If the module required to set custom threads priorities, user could query the priority of the thread in which main module is running in the following way. First get the layout number in which the module belongs with the API awe_getModuleLayoutNumber. Below is the signature of the function.
INT32 awe_getModuleLayoutNumber(AWEInstance* pAWE, void* pMod, INT32 *layoutNum)
This should be called from the module’s process function only once at start time. With the layout number returned by this function, make a call into the BSP function (must be provided by the BSP integrator) to get the layout thread priority.

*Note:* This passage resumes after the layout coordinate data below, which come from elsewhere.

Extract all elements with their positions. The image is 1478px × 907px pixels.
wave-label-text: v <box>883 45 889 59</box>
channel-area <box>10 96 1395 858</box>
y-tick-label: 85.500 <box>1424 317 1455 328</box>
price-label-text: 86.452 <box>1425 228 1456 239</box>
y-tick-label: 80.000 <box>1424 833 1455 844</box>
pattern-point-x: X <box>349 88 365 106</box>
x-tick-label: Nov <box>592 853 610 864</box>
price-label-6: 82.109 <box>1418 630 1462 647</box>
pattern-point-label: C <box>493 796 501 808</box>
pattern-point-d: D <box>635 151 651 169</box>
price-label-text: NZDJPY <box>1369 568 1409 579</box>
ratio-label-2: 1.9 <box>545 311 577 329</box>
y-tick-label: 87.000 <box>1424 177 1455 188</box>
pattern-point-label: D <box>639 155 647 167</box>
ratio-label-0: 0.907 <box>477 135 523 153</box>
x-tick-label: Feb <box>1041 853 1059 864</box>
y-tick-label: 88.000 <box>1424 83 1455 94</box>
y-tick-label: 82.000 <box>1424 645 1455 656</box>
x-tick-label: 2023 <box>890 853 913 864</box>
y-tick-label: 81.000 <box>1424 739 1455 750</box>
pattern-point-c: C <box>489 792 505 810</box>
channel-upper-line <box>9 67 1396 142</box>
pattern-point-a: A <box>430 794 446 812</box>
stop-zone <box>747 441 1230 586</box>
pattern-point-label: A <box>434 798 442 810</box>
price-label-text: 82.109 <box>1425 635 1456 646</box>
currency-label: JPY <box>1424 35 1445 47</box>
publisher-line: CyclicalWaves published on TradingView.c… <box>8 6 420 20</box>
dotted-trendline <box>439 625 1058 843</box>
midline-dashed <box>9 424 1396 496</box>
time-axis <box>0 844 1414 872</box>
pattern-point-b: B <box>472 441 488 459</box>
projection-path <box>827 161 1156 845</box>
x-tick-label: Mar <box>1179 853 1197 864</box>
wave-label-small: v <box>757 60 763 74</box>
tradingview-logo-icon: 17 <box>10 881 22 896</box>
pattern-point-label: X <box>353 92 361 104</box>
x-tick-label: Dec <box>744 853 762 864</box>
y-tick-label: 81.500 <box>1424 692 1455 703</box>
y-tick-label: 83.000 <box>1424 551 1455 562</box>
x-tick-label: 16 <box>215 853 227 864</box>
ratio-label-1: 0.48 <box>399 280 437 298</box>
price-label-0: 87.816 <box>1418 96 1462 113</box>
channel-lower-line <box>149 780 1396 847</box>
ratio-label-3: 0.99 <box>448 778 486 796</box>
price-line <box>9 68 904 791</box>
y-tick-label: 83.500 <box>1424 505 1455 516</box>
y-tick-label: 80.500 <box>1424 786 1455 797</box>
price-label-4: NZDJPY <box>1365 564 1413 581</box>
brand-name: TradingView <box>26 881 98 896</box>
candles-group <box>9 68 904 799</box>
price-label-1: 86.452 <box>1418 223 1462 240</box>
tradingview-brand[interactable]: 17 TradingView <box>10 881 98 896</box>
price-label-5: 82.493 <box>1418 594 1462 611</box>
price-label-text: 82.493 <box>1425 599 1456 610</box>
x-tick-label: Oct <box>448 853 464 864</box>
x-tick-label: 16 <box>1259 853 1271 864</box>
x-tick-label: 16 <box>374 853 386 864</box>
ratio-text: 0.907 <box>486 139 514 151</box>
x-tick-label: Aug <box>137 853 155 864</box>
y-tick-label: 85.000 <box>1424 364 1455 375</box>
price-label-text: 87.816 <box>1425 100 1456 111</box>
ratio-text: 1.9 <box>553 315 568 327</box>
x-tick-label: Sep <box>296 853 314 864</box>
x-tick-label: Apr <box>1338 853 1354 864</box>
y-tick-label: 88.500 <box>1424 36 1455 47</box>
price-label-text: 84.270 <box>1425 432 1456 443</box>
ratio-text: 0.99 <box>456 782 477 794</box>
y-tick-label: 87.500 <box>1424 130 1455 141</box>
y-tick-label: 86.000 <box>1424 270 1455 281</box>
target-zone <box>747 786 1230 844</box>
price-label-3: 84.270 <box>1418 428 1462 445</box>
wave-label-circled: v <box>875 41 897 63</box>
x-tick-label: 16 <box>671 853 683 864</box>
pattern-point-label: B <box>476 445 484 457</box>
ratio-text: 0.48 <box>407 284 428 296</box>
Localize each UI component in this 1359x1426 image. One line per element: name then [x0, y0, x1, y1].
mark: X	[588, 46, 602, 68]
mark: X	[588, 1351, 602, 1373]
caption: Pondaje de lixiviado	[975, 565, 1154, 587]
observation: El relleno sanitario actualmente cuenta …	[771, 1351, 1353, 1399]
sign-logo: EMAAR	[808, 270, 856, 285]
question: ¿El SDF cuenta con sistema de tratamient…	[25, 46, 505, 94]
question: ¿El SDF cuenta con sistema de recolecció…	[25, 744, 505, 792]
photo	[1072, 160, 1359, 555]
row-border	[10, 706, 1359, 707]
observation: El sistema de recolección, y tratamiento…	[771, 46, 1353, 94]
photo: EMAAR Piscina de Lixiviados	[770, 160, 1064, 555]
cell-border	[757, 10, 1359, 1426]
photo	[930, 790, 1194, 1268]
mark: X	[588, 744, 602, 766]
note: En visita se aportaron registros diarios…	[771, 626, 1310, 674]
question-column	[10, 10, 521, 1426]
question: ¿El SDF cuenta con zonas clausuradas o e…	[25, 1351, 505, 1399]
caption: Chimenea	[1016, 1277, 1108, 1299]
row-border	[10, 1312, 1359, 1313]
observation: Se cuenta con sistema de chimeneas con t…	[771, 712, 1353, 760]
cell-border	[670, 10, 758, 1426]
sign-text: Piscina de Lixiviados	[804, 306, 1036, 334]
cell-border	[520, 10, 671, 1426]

// Check if the start time activity flag is true (default to true in the module)
if (S->startTimeActivity)
{
INT32 layoutNum;
INT32 priority;
AWEInstance *pAWE = AWE_MOD_GET_AWE_INSTANCE(S);
awe_getModuleLayoutNumber(pAWE, S, &layoutNum);
if (pAWE->cbGetLayoutThreadPriority)
{
priority = pAWE->cbGetLayoutThreadPriority(pAWE, layoutNum);
// Set custom thread priority as per the requirement here
}
// Clear start up activity flag
S->startTimeActivity = 0;
}
Users can further improve profiling results by setting the CPU affinity for the spawned system threads using the API awe_fwSetLayoutCoreAffinity. Setting the core affinity for the ProfileThread layout if it can run concurrently with the custom module thread will improve the profiling accuracy.
Profiling Results
When profiling layouts that have ProfileThread modules included, the profiling results will include a row for each unique layout associated with the ProfileThread modules, as well as a row for the module itself. For example, below is an example subsystem module MultiThreadSysExample that includes 2 ProfileThread modules (1Q and 1R) running in system threads.

The Clk Divider column shows results for a Layout and ProfileThread Class for each of the 1Q and 1R clock dividers.